Le Mystificateur

Le Mystificateur Shattered Glass

Billy Ray
États-Unis / 2002 / 95 min

Avec Hayden Christensen, Peter Sarsgaard, Chloë Sevigny.

L'histoire vraie d'un journaliste-reporter américain de 25 ans, qui défraya la chronique lorsque l'on découvrit que 27 articles, sur les 41 qu'il avait écrits, étaient basés sur des faits qui n'avaient pas eu lieu.

Le Mystificateur prend à contrepied la plupart des codes qui régissent les films sur le journalisme, qu'ils exaltent ses vertus démocratiques (Bas les masques, Les Hommes du Président) ou qu'ils dénoncent les dérives de la presse de caniveau (Le Gouffre aux chimères). Billy Ray préfère plonger au cœur de l'institution, montrer comment elle peut s'égarer dans un climat d'inconscience et d'impunité. Il s'inspire du scandale de The New Republic en 1998 qui secoua toute la presse américaine, lorsqu'on découvrit que l'un des jeunes prodiges de la rédaction, Stephen Glass, avait totalement bidonné 27 reportages sur 41.

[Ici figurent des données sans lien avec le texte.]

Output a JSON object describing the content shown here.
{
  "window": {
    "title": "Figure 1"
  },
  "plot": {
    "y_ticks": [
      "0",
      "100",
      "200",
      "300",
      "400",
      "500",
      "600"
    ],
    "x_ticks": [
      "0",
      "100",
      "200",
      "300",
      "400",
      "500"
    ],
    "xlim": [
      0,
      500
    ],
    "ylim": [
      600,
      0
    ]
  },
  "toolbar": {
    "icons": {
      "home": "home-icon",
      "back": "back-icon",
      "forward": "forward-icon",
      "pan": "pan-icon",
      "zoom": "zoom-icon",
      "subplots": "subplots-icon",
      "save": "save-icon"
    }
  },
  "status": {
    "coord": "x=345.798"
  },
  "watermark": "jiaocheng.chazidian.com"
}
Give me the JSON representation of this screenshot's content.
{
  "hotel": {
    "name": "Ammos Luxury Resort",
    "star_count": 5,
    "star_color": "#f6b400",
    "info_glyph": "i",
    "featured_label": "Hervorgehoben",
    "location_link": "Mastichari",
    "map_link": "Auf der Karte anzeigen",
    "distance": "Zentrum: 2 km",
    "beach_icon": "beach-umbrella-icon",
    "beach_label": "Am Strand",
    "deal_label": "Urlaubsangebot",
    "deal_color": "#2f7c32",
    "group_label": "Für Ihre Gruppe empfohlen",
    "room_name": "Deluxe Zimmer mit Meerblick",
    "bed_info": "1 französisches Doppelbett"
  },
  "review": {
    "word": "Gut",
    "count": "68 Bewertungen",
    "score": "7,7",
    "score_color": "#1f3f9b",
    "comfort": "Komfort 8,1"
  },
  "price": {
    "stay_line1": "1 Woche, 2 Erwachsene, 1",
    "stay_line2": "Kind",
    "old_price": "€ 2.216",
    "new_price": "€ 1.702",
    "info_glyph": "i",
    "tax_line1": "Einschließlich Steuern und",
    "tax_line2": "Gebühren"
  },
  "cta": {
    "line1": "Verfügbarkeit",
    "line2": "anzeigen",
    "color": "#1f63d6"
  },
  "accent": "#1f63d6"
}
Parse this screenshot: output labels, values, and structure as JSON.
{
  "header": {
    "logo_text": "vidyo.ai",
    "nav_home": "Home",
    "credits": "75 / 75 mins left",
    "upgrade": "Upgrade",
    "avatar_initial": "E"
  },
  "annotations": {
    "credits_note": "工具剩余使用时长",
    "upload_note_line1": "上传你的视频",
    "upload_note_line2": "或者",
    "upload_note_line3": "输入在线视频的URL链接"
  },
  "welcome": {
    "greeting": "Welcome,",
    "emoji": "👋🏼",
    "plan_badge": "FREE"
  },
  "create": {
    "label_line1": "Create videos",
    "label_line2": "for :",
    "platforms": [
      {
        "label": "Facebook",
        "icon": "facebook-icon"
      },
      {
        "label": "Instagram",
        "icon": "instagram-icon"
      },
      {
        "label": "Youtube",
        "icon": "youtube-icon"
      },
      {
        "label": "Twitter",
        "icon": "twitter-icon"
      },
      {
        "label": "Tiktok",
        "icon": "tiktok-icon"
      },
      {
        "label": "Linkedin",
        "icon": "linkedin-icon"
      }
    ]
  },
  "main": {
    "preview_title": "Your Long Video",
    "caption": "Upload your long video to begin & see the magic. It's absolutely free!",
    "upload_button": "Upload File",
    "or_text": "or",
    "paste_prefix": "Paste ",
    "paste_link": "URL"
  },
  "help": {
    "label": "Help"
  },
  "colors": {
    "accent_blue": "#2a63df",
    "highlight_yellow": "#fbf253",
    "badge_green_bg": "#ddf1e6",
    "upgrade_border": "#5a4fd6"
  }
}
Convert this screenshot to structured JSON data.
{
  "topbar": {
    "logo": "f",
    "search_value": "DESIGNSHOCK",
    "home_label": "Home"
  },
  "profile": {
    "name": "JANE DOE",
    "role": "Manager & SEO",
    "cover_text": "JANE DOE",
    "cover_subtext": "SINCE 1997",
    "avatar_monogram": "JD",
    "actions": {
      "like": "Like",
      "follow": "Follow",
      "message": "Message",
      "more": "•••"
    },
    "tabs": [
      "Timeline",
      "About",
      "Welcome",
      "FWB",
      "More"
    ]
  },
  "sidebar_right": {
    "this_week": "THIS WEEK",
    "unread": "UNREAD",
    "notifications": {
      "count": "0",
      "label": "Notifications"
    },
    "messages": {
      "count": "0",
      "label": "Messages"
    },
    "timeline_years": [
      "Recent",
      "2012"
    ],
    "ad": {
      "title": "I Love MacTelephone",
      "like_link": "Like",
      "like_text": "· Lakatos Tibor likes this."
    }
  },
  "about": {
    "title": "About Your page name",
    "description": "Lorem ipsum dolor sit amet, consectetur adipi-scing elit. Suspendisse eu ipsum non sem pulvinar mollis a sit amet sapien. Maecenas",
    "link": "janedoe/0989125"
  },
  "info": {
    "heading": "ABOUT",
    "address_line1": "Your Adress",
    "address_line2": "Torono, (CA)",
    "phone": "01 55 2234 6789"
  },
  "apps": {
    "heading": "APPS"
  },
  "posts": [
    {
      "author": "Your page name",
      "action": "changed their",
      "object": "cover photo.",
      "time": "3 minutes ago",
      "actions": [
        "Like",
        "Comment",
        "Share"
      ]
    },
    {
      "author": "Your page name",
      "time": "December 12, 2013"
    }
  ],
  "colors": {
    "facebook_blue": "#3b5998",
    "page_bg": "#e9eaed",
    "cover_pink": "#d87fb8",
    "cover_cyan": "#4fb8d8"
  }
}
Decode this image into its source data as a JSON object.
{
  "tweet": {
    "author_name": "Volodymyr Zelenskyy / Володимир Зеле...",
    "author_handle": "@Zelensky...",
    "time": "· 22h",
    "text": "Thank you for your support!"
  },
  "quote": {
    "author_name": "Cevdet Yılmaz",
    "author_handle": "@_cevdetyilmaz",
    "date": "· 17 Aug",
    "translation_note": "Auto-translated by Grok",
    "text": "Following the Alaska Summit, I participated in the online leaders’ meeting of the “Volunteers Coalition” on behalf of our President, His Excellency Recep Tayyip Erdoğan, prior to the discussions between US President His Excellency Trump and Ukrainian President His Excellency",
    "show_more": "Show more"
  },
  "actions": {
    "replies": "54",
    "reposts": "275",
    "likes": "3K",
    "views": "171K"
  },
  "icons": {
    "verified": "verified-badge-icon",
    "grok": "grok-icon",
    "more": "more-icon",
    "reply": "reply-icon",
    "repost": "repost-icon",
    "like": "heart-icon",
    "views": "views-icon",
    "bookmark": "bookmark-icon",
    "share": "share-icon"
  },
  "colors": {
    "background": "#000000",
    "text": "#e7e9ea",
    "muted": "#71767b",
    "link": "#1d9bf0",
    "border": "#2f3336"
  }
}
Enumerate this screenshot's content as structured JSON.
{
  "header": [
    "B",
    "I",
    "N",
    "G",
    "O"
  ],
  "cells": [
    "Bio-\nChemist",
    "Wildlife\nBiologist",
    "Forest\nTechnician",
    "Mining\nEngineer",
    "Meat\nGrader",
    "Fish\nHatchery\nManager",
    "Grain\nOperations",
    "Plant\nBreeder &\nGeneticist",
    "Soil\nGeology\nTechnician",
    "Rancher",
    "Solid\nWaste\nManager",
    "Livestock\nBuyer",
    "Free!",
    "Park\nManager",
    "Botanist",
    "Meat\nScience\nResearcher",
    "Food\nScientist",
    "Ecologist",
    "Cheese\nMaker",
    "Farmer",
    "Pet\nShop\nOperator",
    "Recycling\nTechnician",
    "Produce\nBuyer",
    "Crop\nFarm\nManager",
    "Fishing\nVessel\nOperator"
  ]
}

En s'attaquant à peine cinq ans après à un tel sujet, Billy Ray, qui passe pour la première fois derrière la caméra, fait preuve d'une grande ambition. Il réussit l'un des meilleurs films sur le journalisme, l'un des plus intelligents, et des mieux joués. L'angle choisi lui permet d'éviter les thèmes ressassés par le cinéma (presse soumise au pouvoir, corruption, engagement démocratique ou réactionnaire) pour s'attacher à l'éthique, au fondement du travail journalistique : fiabilité des sources, qualité du travail d'investigation. Le choix d'Hayden Christensen pour interpréter Glass se révèle très judicieux. Quand sa candeur naïve et onctueuse, son humilité feinte, la sympathie qu'il dégage, qui dérangent au début mais expliquent son succès, commencent à se fissurer, un vrai sentiment tragique s'installe. Son personnage devient à la fois gluant et vulnérable, notamment dans toutes les séquences, remarquables, qui l'opposent au rédacteur qui le démasque, formidable et subtil Peter Sarsgaard. Toute l'interprétation est d'ailleurs de premier ordre, avec de nombreux contre-emplois : Chloë Sevigny, parfaite rédactrice, Rosario Dawson à qui on ne demande pas d'exhiber sa sexualité. Le film capte ce climat de mensonges qui imprégne la politique américaine de l'époque. Ray a su créer, avec toute une série de scènes de bureaux, une tension dramatique plus forte que dans beaucoup de thrillers, de films d'action contemporains. Après la sortie du film, plusieurs scandales similaires ébranlèrent certains quotidiens, notamment le New York Times, donnant raison à Ray – qui signe le scénario du remarquable Richard Jewell de Clint Eastwood, où se retrouvent les mêmes préoccupations.